I could cite some recent events and studies––including the story about a sex offender treatment program at a prison here in England that actually made prisoners more likely to reoffend, because the constant discussion of sexual violence and deviance “normalized” the activity––or maybe the study about mindfulness (no doubt on menu at the Meadows) making criminals more likely to reoffend as well, because it encouraged them to “not judge themselves” HAHAHAHA––but I won’t, because I don’t think I need to. I’m guessing that a lot of people are hearing that Harvey’s headed to a plush rehab facility and thinking, “Oh Gawd.” (Except for maybe this sex addiction therapist interviewed by the The Cut, who claims that “I’ve never met people who suffer more than [sex addicts.]” Gee, Deborah Schiller, I can think of at least thirty women who have suffered more than a certain sex addict has.) I’m guessing a lot of people are feeling that talking about his childhood to a kindly Arizonan wearing jade earrings and elbowing the guy with the DTs out of the way to get to the make-your-own-omelet station is not the way to get back in our good graces. I’m guessing the Meadows is even a step above Pine Grove, where the Cut lady works: “[The sex addicts] have a nice big gazebo out front, they have cookouts out there, ping-pong, and foosball, and they can sit around a picnic table under that gazebo.” I have assaulted zero people in my life, and I don’t have a big gazebo. Jussayin.

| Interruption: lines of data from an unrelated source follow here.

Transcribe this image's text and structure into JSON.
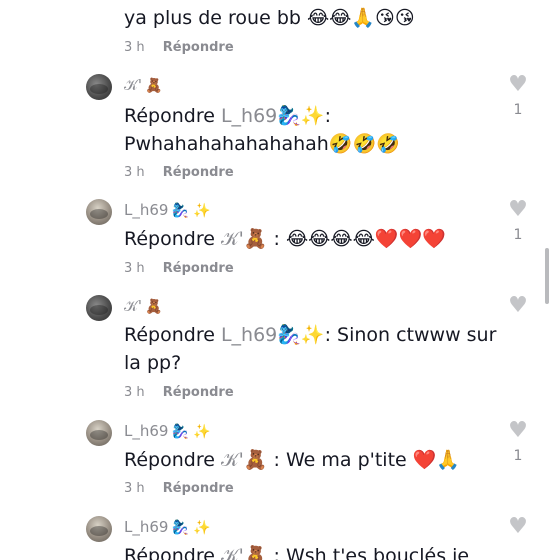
{
  "replies": [
    {
      "username": "",
      "badge": "",
      "mention": "",
      "text": "ya plus de roue bb 😂😂🙏😘😘",
      "time": "3 h",
      "reply_label": "Répondre",
      "likes": ""
    },
    {
      "username": "𝒦'",
      "badge": "🧸",
      "prefix": "Répondre ",
      "mention": "L_h69🧞‍♀️✨",
      "text": ": Pwhahahahahahahah🤣🤣🤣",
      "time": "3 h",
      "reply_label": "Répondre",
      "likes": "1"
    },
    {
      "username": "L_h69",
      "badge": "🧞‍♀️ ✨",
      "prefix": "Répondre ",
      "mention": "𝒦'🧸",
      "text": " : 😂😂😂😂❤️❤️❤️",
      "time": "3 h",
      "reply_label": "Répondre",
      "likes": "1"
    },
    {
      "username": "𝒦'",
      "badge": "🧸",
      "prefix": "Répondre ",
      "mention": "L_h69🧞‍♀️✨",
      "text": ": Sinon ctwww sur la pp?",
      "time": "3 h",
      "reply_label": "Répondre",
      "likes": ""
    },
    {
      "username": "L_h69",
      "badge": "🧞‍♀️ ✨",
      "prefix": "Répondre ",
      "mention": "𝒦'🧸",
      "text": " : We ma p'tite ❤️🙏",
      "time": "3 h",
      "reply_label": "Répondre",
      "likes": "1"
    },
    {
      "username": "L_h69",
      "badge": "🧞‍♀️ ✨",
      "prefix": "Répondre ",
      "mention": "𝒦'🧸",
      "text": " : Wsh t'es bouclés je",
      "time": "",
      "reply_label": "",
      "likes": ""
    }
  ],
  "icons": {
    "like": "heart-outline-icon"
  }
}
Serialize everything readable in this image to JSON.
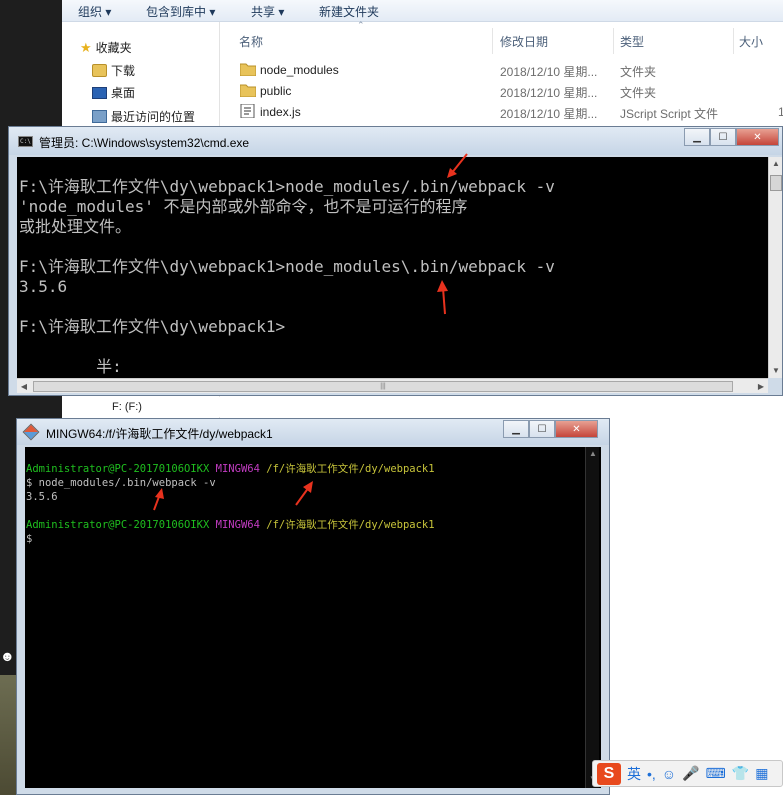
{
  "explorer": {
    "toolbar": [
      "组织",
      "包含到库中",
      "共享",
      "新建文件夹"
    ],
    "nav": {
      "favorites": "收藏夹",
      "downloads": "下载",
      "desktop": "桌面",
      "recent": "最近访问的位置",
      "drive_f": "F: (F:)"
    },
    "columns": {
      "name": "名称",
      "modified": "修改日期",
      "type": "类型",
      "size": "大小"
    },
    "rows": [
      {
        "name": "node_modules",
        "modified": "2018/12/10 星期...",
        "type": "文件夹",
        "size": ""
      },
      {
        "name": "public",
        "modified": "2018/12/10 星期...",
        "type": "文件夹",
        "size": ""
      },
      {
        "name": "index.js",
        "modified": "2018/12/10 星期...",
        "type": "JScript Script 文件",
        "size": "1"
      }
    ]
  },
  "cmd": {
    "title": "管理员: C:\\Windows\\system32\\cmd.exe",
    "lines": [
      "",
      "F:\\许海耿工作文件\\dy\\webpack1>node_modules/.bin/webpack -v",
      "'node_modules' 不是内部或外部命令，也不是可运行的程序",
      "或批处理文件。",
      "",
      "F:\\许海耿工作文件\\dy\\webpack1>node_modules\\.bin/webpack -v",
      "3.5.6",
      "",
      "F:\\许海耿工作文件\\dy\\webpack1>",
      "",
      "        半:"
    ]
  },
  "mingw": {
    "title": "MINGW64:/f/许海耿工作文件/dy/webpack1",
    "prompt_user": "Administrator@PC-20170106OIKX",
    "prompt_env": "MINGW64",
    "prompt_path": "/f/许海耿工作文件/dy/webpack1",
    "command": "$ node_modules/.bin/webpack -v",
    "output": "3.5.6",
    "prompt_end": "$"
  },
  "ime": {
    "logo": "S",
    "mode": "英",
    "punct": "•,",
    "emoji": "☺",
    "voice": "🎤",
    "keyboard": "⌨",
    "skin": "👕",
    "tools": "▦"
  },
  "colors": {
    "annotation_arrow": "#e8321e",
    "bash_green": "#1fbf1f",
    "bash_magenta": "#c23cc2",
    "bash_yellow": "#c7c43a"
  }
}
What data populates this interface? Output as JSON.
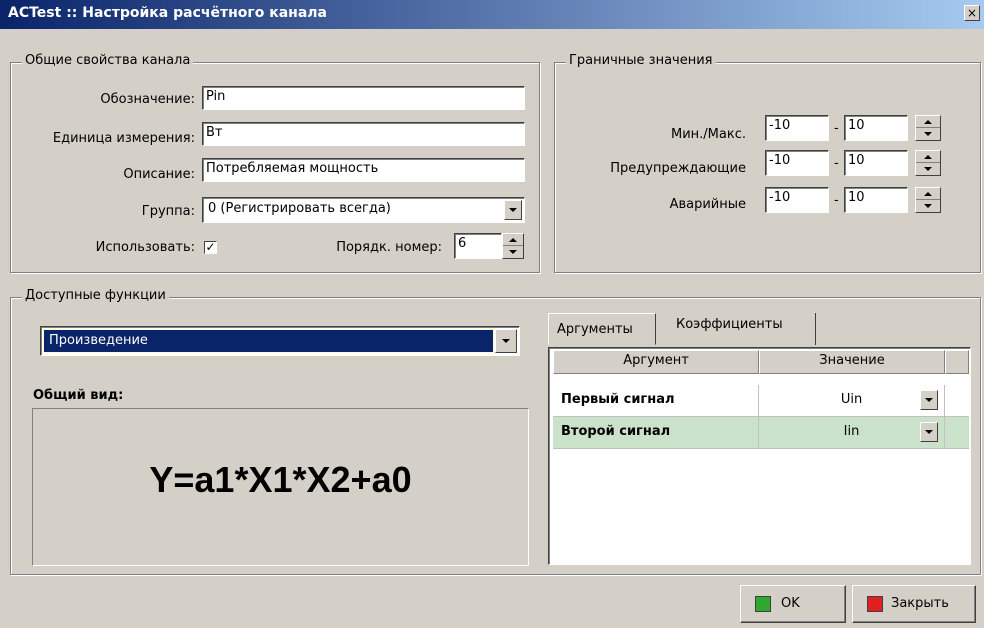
{
  "window": {
    "title": "ACTest :: Настройка расчётного канала",
    "close_glyph": "×"
  },
  "general": {
    "legend": "Общие свойства канала",
    "designation_label": "Обозначение:",
    "designation_value": "Pin",
    "unit_label": "Единица измерения:",
    "unit_value": "Вт",
    "description_label": "Описание:",
    "description_value": "Потребляемая мощность",
    "group_label": "Группа:",
    "group_value": "0 (Регистрировать всегда)",
    "use_label": "Использовать:",
    "use_checked": true,
    "use_check_glyph": "✓",
    "order_label": "Порядк. номер:",
    "order_value": "6"
  },
  "limits": {
    "legend": "Граничные значения",
    "rows": [
      {
        "label": "Мин./Макс.",
        "min": "-10",
        "max": "10",
        "sep": "-"
      },
      {
        "label": "Предупреждающие",
        "min": "-10",
        "max": "10",
        "sep": "-"
      },
      {
        "label": "Аварийные",
        "min": "-10",
        "max": "10",
        "sep": "-"
      }
    ]
  },
  "functions": {
    "legend": "Доступные функции",
    "selected": "Произведение",
    "general_view_label": "Общий вид:",
    "formula": "Y=a1*X1*X2+a0"
  },
  "tabs": [
    {
      "label": "Аргументы",
      "active": true
    },
    {
      "label": "Коэффициенты",
      "active": false
    }
  ],
  "args_table": {
    "columns": [
      "Аргумент",
      "Значение"
    ],
    "rows": [
      {
        "argument": "Первый сигнал",
        "value": "Uin",
        "highlight": false
      },
      {
        "argument": "Второй сигнал",
        "value": "Iin",
        "highlight": true
      }
    ]
  },
  "buttons": {
    "ok": "OK",
    "close": "Закрыть"
  },
  "colors": {
    "title_start": "#0a246a",
    "title_end": "#a6caf0",
    "highlight_row": "#c9e2c9",
    "selection": "#0a246a",
    "ok_icon": "#2ea82e",
    "close_icon": "#e02020"
  }
}
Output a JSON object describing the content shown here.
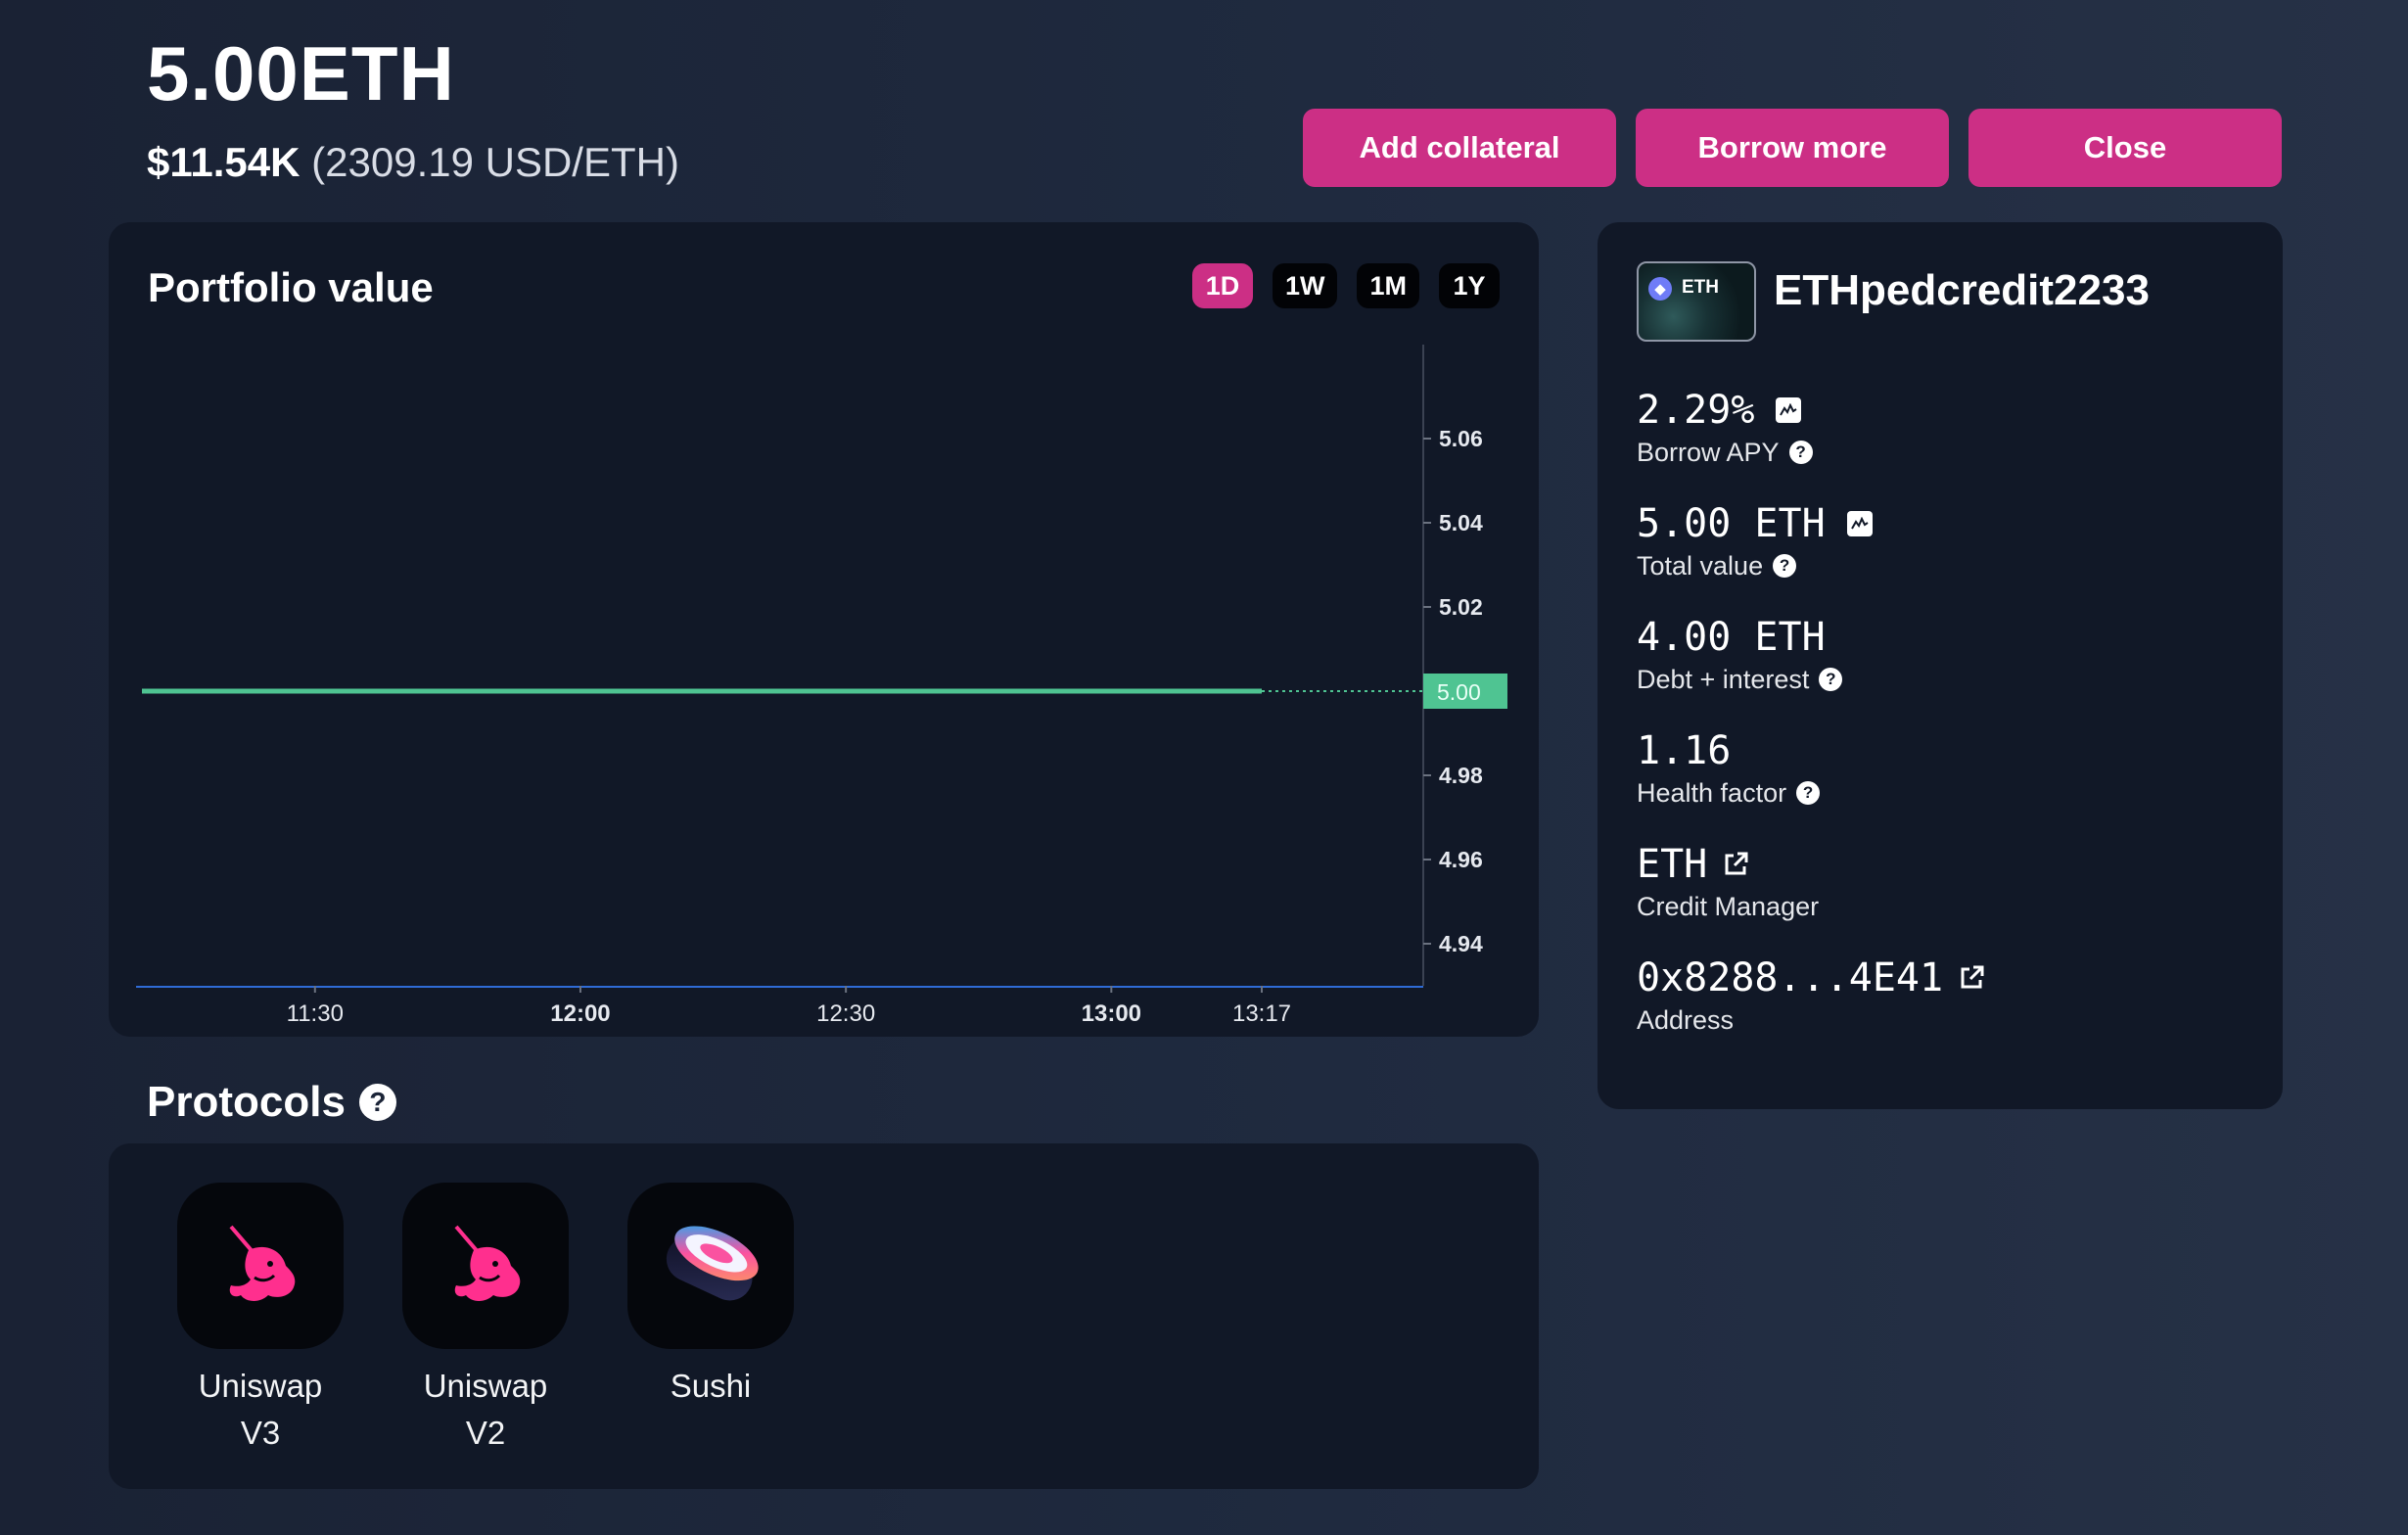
{
  "header": {
    "balance": "5.00ETH",
    "usd_value": "$11.54K",
    "rate": "(2309.19 USD/ETH)"
  },
  "actions": {
    "add_collateral": "Add collateral",
    "borrow_more": "Borrow more",
    "close": "Close"
  },
  "colors": {
    "accent": "#cc2f85",
    "line": "#4fc492",
    "card": "#111827"
  },
  "portfolio": {
    "title": "Portfolio value",
    "ranges": [
      "1D",
      "1W",
      "1M",
      "1Y"
    ],
    "active_range": "1D",
    "current_value_label": "5.00"
  },
  "chart_data": {
    "type": "line",
    "title": "Portfolio value",
    "xlabel": "",
    "ylabel": "",
    "x_ticks": [
      {
        "label": "11:30",
        "bold": false
      },
      {
        "label": "12:00",
        "bold": true
      },
      {
        "label": "12:30",
        "bold": false
      },
      {
        "label": "13:00",
        "bold": true
      },
      {
        "label": "13:17",
        "bold": false
      }
    ],
    "y_ticks": [
      "5.06",
      "5.04",
      "5.02",
      "5.00",
      "4.98",
      "4.96",
      "4.94"
    ],
    "ylim": [
      4.93,
      5.08
    ],
    "x_range": [
      "11:10",
      "13:17"
    ],
    "series": [
      {
        "values": [
          5.0,
          5.0,
          5.0,
          5.0,
          5.0,
          5.0,
          5.0
        ]
      }
    ],
    "current_value": 5.0,
    "grid": false
  },
  "protocols": {
    "title": "Protocols",
    "items": [
      {
        "label": "Uniswap V3",
        "icon": "uniswap-icon"
      },
      {
        "label": "Uniswap V2",
        "icon": "uniswap-icon"
      },
      {
        "label": "Sushi",
        "icon": "sushi-icon"
      }
    ]
  },
  "account": {
    "avatar_badge": "ETH",
    "name": "ETHpedcredit2233",
    "stats": [
      {
        "value": "2.29%",
        "label": "Borrow APY",
        "value_icon": "chart-icon",
        "label_icon": "help-icon"
      },
      {
        "value": "5.00 ETH",
        "label": "Total value",
        "value_icon": "chart-icon",
        "label_icon": "help-icon"
      },
      {
        "value": "4.00 ETH",
        "label": "Debt + interest",
        "value_icon": "",
        "label_icon": "help-icon"
      },
      {
        "value": "1.16",
        "label": "Health factor",
        "value_icon": "",
        "label_icon": "help-icon"
      },
      {
        "value": "ETH",
        "label": "Credit Manager",
        "value_icon": "external-link-icon",
        "label_icon": ""
      },
      {
        "value": "0x8288...4E41",
        "label": "Address",
        "value_icon": "external-link-icon",
        "label_icon": ""
      }
    ]
  }
}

So how exactly should a man like Weinstein make good? He should find a way to donate all his money to charity without having his name attached to it. In so doing, he should steer clear of causes that are linked to entertainment or maybe even women’s groups. Children’s cancer seems like a safe bet. He should sell all his belongings, and give away that money, too. He should then don the robes of a religious mendicant, and find a cave to live in, probably outside of North America. Said cave should be as isolated as possible, so he is extremely unlikely to come into contact with other human beings (let alone a therapist––something tells me that for a man like HW, not talking about himself would be a more fitting fate, than being given a captive audience––or, G-d forbid, a woman.) If he is found and––the horror!––photographed, he should move caves immediately. He should survive on insects, leaves, and rainwater. He should remain in the cave, while his executors handle the occasional cleansing of his coffers when they refill with Miramax dough, until he dies. The end.